I have several books on retro slang, most of them pretty slim things, written and published as novelty items, I suppose. But apparently it took someone who divides his time between London and Berlin to put together a more comprehensive and detailed book on mid-20th century American slang, digging deep not only into the 1950’s-60’s Beat Scene but further back into the Jazz era and reference works like Babs Gonzales’ Boptionary, Del Close and John Brent’s How To Speak Hip LP and hipster lingo dictionaries from Cab Calloway and Lavada Durst. Decharne’s Straight From The Fridge, Dad is nearly 200 pages of slick words and expressions that fit right in anywhere from a 1920’s speakeasy to a 1940’s crime novel and all the way up to a late 1950’s Greenwich Village coffee house. If you dig retro or just love words, you’ll love this book, and if you’re writing anything set in the 1920’s through 1960’s, you’ll find a word or phrase — or two or more — to slot in quite comfily in your own work. Though nearly twenty years old, the book’s been re-released in several editions (all with nifty cover art, though I’ll still go with the Fahey illustration) and is available new and used online and seen frequently in bookstores. Get yourself a copy, and then arrange that beret just-so atop your head, make yourself an espresso or pour a shot of MD 20-20 and settle in to a dictionary that’s actually fun to read.

The Big Blowdown

The Big Blowdown - Richie Fahey Cover art

There’s a long list of George Pelecanos’ projects that I adore: Novels, short stories, television scripts.

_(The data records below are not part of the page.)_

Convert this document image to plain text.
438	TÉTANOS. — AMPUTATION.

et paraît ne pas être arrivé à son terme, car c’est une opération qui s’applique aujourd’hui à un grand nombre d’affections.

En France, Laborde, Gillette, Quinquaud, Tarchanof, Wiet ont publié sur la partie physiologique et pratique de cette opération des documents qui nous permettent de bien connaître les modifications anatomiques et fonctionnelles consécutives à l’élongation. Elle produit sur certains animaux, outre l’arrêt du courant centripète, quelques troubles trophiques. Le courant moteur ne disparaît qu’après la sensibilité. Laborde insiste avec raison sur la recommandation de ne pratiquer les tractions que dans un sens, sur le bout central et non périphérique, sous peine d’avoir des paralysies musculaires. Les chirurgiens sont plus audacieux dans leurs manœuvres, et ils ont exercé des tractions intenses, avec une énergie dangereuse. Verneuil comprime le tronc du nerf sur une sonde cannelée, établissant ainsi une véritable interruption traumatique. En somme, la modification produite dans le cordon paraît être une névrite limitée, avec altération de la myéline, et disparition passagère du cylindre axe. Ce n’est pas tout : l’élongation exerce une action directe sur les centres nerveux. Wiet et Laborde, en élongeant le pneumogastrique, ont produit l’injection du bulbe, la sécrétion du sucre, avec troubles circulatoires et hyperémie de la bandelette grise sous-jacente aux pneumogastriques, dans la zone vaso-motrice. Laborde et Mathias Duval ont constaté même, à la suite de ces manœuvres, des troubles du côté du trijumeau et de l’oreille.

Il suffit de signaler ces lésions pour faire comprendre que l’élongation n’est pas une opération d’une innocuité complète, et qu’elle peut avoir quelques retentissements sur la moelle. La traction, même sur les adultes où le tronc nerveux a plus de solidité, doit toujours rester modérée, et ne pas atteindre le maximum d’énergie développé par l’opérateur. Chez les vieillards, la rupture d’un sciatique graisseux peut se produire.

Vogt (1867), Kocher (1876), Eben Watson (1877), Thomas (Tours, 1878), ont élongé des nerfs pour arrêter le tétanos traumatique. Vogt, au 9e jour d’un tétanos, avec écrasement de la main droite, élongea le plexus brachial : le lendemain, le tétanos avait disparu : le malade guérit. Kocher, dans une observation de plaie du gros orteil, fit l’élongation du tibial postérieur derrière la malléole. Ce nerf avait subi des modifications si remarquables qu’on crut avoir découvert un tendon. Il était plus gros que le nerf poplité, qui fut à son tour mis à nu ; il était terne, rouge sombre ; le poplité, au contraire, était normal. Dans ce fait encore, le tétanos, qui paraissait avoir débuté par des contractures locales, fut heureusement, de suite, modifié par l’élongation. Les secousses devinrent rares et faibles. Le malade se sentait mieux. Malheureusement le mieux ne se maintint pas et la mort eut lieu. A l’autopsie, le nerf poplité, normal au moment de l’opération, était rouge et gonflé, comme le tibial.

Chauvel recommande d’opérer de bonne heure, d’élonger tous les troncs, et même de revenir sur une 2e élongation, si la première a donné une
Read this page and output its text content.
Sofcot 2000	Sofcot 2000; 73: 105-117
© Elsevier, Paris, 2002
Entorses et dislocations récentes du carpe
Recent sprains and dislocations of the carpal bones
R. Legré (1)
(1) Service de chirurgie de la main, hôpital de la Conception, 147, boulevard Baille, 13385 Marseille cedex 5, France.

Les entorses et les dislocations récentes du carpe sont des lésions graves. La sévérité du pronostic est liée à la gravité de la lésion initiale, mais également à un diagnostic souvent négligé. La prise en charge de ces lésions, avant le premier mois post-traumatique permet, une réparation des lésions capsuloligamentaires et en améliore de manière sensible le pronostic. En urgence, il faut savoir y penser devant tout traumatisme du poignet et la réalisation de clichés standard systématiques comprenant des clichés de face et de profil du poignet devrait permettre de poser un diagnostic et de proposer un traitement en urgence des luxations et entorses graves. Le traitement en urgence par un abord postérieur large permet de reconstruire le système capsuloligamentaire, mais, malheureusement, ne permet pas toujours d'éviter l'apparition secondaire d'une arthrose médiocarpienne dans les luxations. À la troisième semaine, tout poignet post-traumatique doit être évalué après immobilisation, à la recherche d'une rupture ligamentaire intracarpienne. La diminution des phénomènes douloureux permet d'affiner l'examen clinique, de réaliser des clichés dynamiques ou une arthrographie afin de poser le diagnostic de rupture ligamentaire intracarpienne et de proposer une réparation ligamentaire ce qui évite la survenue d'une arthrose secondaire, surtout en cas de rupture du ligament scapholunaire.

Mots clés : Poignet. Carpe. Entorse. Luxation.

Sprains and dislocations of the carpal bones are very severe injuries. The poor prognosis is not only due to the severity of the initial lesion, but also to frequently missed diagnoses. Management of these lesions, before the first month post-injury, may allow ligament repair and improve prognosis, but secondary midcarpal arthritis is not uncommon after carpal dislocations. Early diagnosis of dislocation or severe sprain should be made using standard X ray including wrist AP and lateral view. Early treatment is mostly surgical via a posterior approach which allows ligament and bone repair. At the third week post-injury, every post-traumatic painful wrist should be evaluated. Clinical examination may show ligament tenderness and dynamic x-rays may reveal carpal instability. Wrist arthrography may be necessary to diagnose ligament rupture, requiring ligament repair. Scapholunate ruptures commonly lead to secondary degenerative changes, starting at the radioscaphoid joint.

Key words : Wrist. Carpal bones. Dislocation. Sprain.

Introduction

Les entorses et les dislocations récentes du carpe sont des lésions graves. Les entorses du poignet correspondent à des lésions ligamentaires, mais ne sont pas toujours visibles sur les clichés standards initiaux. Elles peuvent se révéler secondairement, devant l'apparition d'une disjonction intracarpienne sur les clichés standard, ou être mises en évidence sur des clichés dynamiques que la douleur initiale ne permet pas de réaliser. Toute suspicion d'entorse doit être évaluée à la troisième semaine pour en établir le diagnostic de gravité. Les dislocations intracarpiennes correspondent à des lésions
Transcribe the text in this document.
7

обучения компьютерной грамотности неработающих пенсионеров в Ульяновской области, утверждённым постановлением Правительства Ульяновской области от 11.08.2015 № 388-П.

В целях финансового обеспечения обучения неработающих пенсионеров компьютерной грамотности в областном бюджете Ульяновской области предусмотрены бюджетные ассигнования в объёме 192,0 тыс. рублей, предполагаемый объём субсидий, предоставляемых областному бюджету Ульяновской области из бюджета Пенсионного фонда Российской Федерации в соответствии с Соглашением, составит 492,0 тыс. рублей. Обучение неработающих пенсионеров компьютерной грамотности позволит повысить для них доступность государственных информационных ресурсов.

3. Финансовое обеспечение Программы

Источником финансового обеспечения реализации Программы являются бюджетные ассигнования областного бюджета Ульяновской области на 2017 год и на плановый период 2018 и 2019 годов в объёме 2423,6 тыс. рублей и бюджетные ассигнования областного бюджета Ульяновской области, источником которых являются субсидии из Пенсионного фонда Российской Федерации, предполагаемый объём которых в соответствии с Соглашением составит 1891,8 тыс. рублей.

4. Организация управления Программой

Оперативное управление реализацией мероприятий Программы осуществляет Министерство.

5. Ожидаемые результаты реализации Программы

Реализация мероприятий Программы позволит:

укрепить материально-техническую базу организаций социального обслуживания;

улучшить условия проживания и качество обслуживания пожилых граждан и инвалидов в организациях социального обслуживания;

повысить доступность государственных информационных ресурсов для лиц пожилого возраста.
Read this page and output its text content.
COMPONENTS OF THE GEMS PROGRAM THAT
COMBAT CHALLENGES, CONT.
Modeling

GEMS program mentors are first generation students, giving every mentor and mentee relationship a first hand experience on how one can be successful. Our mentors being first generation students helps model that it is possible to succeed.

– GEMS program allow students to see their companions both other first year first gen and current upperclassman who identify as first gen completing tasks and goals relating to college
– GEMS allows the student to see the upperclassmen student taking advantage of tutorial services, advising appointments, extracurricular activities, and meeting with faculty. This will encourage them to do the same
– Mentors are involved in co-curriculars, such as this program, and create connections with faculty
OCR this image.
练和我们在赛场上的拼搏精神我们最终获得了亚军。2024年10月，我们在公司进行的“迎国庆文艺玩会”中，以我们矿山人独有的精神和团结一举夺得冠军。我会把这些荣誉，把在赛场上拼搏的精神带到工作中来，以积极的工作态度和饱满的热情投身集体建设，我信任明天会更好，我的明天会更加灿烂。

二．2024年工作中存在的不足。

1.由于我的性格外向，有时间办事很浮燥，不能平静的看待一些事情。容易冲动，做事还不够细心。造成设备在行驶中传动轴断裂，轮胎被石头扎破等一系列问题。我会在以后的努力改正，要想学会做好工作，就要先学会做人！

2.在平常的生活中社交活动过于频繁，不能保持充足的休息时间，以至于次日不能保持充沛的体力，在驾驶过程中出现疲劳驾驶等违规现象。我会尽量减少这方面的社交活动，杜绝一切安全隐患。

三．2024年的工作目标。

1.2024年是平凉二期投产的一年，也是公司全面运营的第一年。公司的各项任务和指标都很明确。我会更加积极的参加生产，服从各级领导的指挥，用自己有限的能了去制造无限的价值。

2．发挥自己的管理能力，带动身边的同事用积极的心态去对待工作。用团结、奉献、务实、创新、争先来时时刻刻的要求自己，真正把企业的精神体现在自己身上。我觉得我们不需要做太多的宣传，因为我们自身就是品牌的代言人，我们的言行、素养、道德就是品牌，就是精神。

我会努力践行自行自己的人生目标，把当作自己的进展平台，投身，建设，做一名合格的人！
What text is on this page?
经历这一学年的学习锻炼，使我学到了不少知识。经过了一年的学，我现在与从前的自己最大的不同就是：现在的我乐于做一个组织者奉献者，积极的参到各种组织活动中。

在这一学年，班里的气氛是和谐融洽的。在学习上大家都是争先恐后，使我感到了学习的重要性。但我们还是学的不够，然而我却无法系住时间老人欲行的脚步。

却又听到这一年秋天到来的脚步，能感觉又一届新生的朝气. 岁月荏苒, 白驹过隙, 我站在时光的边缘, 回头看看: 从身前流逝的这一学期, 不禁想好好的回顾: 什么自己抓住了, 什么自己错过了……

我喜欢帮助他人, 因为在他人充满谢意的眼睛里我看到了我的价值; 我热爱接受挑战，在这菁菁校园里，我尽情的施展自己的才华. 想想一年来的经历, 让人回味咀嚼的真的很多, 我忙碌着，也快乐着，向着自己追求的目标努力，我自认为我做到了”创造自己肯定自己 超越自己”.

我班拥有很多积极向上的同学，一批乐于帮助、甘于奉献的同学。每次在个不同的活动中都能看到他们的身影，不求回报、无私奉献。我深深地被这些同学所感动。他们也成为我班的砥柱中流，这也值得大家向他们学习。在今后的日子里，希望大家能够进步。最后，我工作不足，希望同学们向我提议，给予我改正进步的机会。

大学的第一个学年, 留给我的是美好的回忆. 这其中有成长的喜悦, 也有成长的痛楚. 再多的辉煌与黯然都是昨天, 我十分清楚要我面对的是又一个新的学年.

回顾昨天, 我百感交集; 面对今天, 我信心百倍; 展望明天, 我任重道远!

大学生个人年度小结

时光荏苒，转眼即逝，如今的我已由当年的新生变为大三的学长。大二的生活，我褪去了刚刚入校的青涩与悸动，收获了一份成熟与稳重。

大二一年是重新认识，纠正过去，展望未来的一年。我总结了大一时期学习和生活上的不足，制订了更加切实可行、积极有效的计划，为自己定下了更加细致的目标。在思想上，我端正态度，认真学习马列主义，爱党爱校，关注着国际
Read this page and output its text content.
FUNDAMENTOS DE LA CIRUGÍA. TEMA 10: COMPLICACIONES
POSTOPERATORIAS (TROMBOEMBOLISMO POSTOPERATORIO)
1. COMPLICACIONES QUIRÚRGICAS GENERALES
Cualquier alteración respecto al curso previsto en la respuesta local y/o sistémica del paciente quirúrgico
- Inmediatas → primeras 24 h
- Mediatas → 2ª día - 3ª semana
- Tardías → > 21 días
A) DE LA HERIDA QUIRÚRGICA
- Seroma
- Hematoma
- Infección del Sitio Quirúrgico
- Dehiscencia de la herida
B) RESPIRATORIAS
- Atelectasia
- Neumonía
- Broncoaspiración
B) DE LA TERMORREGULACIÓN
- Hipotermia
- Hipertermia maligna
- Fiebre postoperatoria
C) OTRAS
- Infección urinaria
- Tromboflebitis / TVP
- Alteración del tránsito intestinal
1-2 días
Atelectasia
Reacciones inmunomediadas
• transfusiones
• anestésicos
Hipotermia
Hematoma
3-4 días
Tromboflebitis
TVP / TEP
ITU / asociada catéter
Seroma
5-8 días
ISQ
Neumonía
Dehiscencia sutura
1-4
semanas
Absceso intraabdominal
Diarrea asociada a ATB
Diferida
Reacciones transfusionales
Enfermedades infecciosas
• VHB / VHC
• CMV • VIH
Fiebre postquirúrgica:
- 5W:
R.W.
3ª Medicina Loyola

But my favorite remains The Big Blowdown, his 1999 tale of two Washington DC friends (including Nick Stefanos, the Pelecanos character who’s crossed-over into more than one project) set in a post-WWII world of realistically drawn blue-collar Greek neighborhoods filled with rich renderings of everyday people who live and work alongside the small-time mobsters who really run things. Some have compared Pelecanos’ early novels to James Ellroy’s L.A. Quartet, and I won’t argue. They share a spare yet darkly poetic writing style and focus on a specific time, place and cast of characters. How he continues to create excellent books while concurrently working as a writer/producer for high-visibility projects like The Wire, The Pacific and The Deuce among others is beyond me. A person can only do so much. Somehow, Pelecanos does still more.

For me, this particular novel has been a kind of tutorial on how a master wordsmith handles an ethnic milieu, something I’m working with (different ethnicity, but still) in my own projects. Obviously, Pelecanos does it better than many, and better than anything I could ever hope for.

The Big Blowdown will get a careful re-read someday. I’ll just need to give it some time so I can forget the specifics and discover it all anew. As an aside, the nifty Richie Fahey cover art on my well-worn trade pb edition shown above doesn’t hurt.